Dorothy e a porta trancada



Dorothy e a porta trancada

Texto de Charlotte Joko Beck, extraído do livro”Nada Especial

Todos estamos em busca de alguma coisa. A maioria dos seres humanos sente uma espécie de falta, de algo incompleto, e busca algo que preencha o buraco que sentem. Mesmo aqueles que dizem: -Não estou buscando nada; estou contente com a minha vida”, também estão em uma busca a seu próprio modo. Assim, as pessoas vão para esta ou aquela igreja, para os centros zen ou de ioga, comparecem a workshops de crescimento pessoal – na esperança de encontrar essa peça que falta.

Quero falar com vocês sobre uma garota chamada Dorothy.
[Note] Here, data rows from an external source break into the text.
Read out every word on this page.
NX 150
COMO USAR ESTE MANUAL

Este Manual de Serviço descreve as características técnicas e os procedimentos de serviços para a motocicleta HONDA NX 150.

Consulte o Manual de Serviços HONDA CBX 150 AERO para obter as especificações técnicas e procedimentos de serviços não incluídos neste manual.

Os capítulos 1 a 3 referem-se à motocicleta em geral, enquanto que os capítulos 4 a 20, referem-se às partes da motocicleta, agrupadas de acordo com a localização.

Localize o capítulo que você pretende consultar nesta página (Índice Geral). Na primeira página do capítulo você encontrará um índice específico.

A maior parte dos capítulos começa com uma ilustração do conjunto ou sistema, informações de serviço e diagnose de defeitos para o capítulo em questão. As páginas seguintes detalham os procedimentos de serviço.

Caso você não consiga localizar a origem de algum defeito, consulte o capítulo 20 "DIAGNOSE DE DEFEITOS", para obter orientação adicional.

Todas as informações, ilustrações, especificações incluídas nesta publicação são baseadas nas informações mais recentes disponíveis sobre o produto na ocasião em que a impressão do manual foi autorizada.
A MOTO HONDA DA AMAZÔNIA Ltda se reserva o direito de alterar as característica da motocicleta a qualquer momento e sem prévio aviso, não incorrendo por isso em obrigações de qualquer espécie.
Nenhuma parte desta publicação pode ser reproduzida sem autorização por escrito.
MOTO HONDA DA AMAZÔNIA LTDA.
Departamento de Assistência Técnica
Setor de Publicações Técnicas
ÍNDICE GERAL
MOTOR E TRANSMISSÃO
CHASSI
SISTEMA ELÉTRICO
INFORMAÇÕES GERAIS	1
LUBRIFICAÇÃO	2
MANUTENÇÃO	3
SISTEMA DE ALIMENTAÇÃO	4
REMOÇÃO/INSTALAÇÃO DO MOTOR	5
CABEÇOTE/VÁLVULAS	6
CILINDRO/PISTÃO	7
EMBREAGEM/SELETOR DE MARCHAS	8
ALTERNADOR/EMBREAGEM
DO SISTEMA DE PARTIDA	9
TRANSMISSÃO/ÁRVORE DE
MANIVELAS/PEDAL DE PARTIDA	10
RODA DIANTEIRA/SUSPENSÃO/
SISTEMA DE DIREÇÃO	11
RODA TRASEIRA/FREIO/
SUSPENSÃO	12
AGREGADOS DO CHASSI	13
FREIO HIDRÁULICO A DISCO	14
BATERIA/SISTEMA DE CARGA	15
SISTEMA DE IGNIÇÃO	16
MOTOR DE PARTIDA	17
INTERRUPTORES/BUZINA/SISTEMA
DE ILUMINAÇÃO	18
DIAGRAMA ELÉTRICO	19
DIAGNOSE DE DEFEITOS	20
Ela não morou no Kansas, mas em San Diego, numa i4ensa casa em estilo vitoriano. Sua família morava no solar há várias gerações. Todos tinham seu próprio quarto, e havia aposentos extras e cubículos por toda parte, além de um sótão e um porão. Quando Dorothy ainda era uma garotinha, ela aprendeu que algo de estranho havia naquela casa: no último andar daquela velha mansão vitoriana havia um quarto trancado. Há tanto tempo quanto as pessoas conseguiam se lembrar, aquele quarto sempre permanecera trancado. Corriam rumores de que um dia fora aberto, porém ninguém sabia o que havia lá dentro. A fechadura daquela porta era estranha e ninguém jamais conseguira encontrar uma maneira de abri-la. As janelas daquele aposento também estavam de algum modo bloqueadas. Uma vez Dorothy subiu numa escada pelo lado de fora da casa e tentou ver o que havia lá dentro, mas não conseguiu ver nada.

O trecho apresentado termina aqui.